C'est n'avoir rien compris aux sources profondes qui ont fait jaillir le mouvement des «gilets jaunes». Confus, contradictoire, indiscernable parfois, il a toutefois pour premier slogan une phrase limpide: «Laissez-nous vivre de notre travail.» Rien dans une telle supplique ne contient la revendication d'un statut, d'une subvention, d'un impôt. La contradiction même soulignée par Emmanuel Macron entre la double exigence de service public et de baisse des impôts n'est qu'apparente. Elle dit plutôt que le contribuable ne s'y retrouve pas entre ce qu'il donne à la collectivité et ce qu'elle lui procure. Pourquoi alors affubler du masque de l'hideuse passion robespierriste cette révolte fiscale?

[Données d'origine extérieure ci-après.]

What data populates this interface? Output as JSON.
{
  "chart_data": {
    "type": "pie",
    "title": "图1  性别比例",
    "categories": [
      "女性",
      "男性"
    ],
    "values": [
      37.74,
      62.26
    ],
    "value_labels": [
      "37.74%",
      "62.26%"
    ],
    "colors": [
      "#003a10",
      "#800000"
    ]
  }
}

Le tournant que demande la classe moyenne avec ou sans jaune fluo est social, mais il n'est pas comptable. Il a pour cause, c'est évident, l'inquiétude économique, mais, plus profondément, il exprime, et jusque dans son nihilisme destructeur, la nécessité d'un projet de civilisation. Si la «France moche», celle qu'on traverse dans les romans de Houellebecq, celle des quartiers périurbains, se réfugie, du pavillon au centre commercial, dans la consommation, elle cherche désespérément l'amitié du monde qui humanise la vie quotidienne: la sécurité, la sociabilité, la communauté d'expérience, les fêtes collectives, le foyer, la beauté. Ballottée par les vents violents de la mondialisation et du multiculturalisme, elle crie pour ses fins de mois, mais l'angoisse qui l'étreint est celle de la fin d'un monde: le sien.